I have a dirty little secret. As much as I love building and tinkering and just plain messing around in-world, something I haven’t done nearly enough is script with LSL. It isn’t because I can’t. Although I relegated programming to a hobby years ago now, I once wrote software for a living. Picking up the basics of LSL really isn’t a challenge. The problem is that I just don’t like it. It’s… very awkward. It’s fine for a small, simple script, but once you try to do anything really large it gets unwieldy to the point where I just want to bang my head on the desk. I have a whole laundry list of things I wish LSL did better, but this post isn’t really about that. Instead it’s about one way I make my life a bit easier. Or about killing two birds with one stone.
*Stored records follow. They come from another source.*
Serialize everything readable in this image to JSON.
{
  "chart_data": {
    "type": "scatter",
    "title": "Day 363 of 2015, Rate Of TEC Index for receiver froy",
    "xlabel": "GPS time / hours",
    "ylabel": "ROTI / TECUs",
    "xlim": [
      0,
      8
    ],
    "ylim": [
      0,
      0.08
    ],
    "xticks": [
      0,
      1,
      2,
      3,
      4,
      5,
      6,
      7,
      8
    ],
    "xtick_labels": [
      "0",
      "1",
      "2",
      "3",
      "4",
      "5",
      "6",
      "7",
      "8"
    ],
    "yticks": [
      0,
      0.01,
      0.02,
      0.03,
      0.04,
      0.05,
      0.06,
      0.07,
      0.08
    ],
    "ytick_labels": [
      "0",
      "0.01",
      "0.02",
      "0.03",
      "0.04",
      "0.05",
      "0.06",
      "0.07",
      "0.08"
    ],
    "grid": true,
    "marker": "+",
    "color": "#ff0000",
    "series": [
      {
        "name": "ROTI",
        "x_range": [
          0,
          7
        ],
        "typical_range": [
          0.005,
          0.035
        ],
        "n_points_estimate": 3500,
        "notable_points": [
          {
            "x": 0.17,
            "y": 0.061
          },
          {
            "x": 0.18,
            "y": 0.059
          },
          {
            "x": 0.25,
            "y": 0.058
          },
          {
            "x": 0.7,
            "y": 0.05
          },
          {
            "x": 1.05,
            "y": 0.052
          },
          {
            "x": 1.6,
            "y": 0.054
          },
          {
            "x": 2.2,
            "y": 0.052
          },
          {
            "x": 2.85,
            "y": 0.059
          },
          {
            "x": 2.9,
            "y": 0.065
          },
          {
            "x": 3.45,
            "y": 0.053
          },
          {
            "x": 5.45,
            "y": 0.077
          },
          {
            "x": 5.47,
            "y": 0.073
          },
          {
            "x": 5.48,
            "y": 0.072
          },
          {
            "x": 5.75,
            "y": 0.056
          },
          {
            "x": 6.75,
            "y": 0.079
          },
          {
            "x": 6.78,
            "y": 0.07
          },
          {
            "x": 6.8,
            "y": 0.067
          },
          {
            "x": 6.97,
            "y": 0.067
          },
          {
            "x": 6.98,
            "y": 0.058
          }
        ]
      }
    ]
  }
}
Basically what I’ve done is created a bunch of functions that allow a scripter to create, access, and store data in the INI file format. I chose the INI format for it’s simplicity; it’s basically just a sort of set of associative arrays with section and key/value pairs. This means that these functions aren’t just useful as a configuration tool, but also can act be used to store and manipulate data (of the simpler persuasion) more readily.
So why did I do this?
Lists suck. They suck a whole lot. I’d give my left arm for a real old fashioned array in LSL. LSL’s list implementation just does not fit well in a statically typed language, and you have to call on an army of helper functions to do nearly anything with them. Trying to store complex data in them is a hassle, particularly in this day and age when pretty much every scripting language you can shake a stick at has better data structures built-in. You’re limited to just 72 elements (at least over in SL), and you can’t nest lists within lists. It’s just weirdly primitive, and kludgy. The less said about strided lists the better. Maybe I’m spoiled, but we should be waaay past the point where this sort of labor is foisted on a scripter.
Another itch vanilla LSL does not scratch is a decent way to persist data. For rather short snippets you can do hackish things like store data in a prim’s description and hope the user never changes it. Or you can just store your data in a script’s variables and pray it never gets reset. Anything more robust than that really requires you to invest in an external architecture that allows you to store and retrieve data from an external server via HTTP. This strikes me as somehow hostile to scripters, honestly. It’s a lot of extra effort for something that really feels like it should be built-in.
So that’s where INI formatted notecards come in. An INI file itself is pretty user friendly as these things go. It’s a venerable format that goes back at least as far as the first releases of Windows. Even a novice can wrap their head around it. It’s the default format in which OpenSimulator itself stores its configuration, making it instantly familiar to anyone who has maintained a simulator. Other software like PHP and MySQL also use INI style configuration files. The functions I created allow a scripter to create, replace, remove, look-up, and persist this data in the INI format.
Happily, OpenSim provides a way to store data that feels a lot more native. Thanks to the osMakeNotecard function, you can dump either a string or a whole list into a notecard, and then read it back later using either LSL’s normal dataserver stuff, or with OpenSim’s other notecard functions osGetNotecard, osGetNotecardLine, and osGetNumberOfNotecardLines. These functions really rock, but the trouble with them is that they all have a Very High threat level, which means they’re unlikely to be enabled in most regions for most users. I think I can see why osGetNotecard has a High threat level, and I don’t use it in my functions. But the other two kinda confuse me. They have a VeryHigh threat level, even though they seem like they should be much safer to use. Maybe it’s because they lack the delays many LSL functions have. At any rate, because of this issue, I was forced to make sure I had a version of my functions that could operate without OSSL functions if necessary. The bummer with that version is that it can’t persist data to a notecard. It can only read it and manipulate it, and requires a seperate state to read the data.
If you’re a scripter who thinks they may find this sort of thing useful, or know a scripter who might, you can find both versions of my INI functions listed on my scripts page. Here are direct links to the OSSL version and the vanilla LSL version. I tried to provide some decent documentation for them. They’re BSD licensed, so feel free to use them however you please.